Жюстина устроилась на коврике перед камином. Пистолет, спрятанный в потайном кармане под юбкой, ударил ее по бедру. Девушка подтянула к себе колени, чтобы тоже освободиться от ботинок.

— Если собираешься бежать, то лучше не разувайся, — сказал Хоукер. — Надевая ботинки, потратишь немало времени. Я не стану преследовать тебя разутым.

— Если бы я собиралась сбежать, то пристрелила бы тебя, чтобы избавиться от преследования. Ты давно уже лежал бы на земле, истекая кровью.

— Вот такие доводы и называют убедительными.

Жюстина сняла ботинки и расправила юбку. Мокрая холодная ткань неприятно прилипала к телу. Нет ничего более удручающего, нежели промокшая насквозь одежда.

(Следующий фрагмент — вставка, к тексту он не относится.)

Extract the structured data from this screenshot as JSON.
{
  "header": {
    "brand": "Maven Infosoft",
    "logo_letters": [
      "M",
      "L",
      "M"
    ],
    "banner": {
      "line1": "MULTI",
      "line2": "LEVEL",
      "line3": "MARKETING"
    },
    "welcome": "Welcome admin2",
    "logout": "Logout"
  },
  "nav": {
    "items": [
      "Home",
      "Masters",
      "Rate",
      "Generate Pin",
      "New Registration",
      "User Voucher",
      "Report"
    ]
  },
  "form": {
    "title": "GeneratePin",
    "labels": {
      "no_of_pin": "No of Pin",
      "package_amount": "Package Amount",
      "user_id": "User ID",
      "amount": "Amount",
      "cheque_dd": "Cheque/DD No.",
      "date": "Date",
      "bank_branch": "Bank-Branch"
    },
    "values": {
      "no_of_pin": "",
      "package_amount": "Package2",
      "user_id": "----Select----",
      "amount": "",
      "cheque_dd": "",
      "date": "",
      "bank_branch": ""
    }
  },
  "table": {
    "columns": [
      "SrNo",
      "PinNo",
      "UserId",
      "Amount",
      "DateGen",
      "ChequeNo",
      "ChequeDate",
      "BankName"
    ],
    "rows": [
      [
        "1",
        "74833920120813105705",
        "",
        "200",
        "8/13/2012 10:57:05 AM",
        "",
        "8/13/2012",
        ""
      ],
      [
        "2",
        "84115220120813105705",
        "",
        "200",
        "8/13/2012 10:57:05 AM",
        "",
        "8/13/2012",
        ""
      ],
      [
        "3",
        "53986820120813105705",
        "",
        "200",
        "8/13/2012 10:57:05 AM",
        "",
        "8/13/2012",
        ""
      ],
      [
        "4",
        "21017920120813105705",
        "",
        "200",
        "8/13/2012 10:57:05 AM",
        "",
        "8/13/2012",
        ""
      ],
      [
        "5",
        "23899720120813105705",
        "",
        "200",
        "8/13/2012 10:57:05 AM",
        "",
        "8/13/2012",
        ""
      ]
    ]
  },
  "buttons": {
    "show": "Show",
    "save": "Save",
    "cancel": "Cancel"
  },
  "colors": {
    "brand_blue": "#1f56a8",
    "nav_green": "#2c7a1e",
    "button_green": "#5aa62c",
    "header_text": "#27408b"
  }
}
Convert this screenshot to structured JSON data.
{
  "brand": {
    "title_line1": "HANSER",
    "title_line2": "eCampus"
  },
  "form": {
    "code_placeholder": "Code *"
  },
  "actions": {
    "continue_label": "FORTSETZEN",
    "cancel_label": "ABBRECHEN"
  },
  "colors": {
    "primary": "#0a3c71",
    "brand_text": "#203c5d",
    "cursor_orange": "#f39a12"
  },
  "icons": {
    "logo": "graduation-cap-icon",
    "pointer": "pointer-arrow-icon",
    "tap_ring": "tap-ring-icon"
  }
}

Жюстина ткнула щепкой в огонь, в надежде хоть отчасти прогнать пронизывающий ее холод.

Ей понравилось убежище Хоукера с царящим в нем обманчивым беспорядком, скрывающим истинный аскетизм и аккуратность хозяина. На кровати лежала стопка чистых рубашек. Крышка выкрашенного в красный цвет сундука была поднята, являя взору Жюстины другие предметы гардероба Хоукера. Молодой человек тут же исправил свою оплошность, захлопнув крышку сундука.

В этом отношении агенты были хорошо организованы. Они всегда были готовы к тому, чтобы за пару минут собрать необходимые им вещи и оставить насиженное место. Ведь жизнь шпионов полна неожиданностей и неопределенности.

Хоукер подошел к Жюстине, сдвинул брови и задумался. Когда же Жюстина запрокинула голову, чтобы заглянуть ему в глаза, с его волос на ее лицо упали три дождевые капли.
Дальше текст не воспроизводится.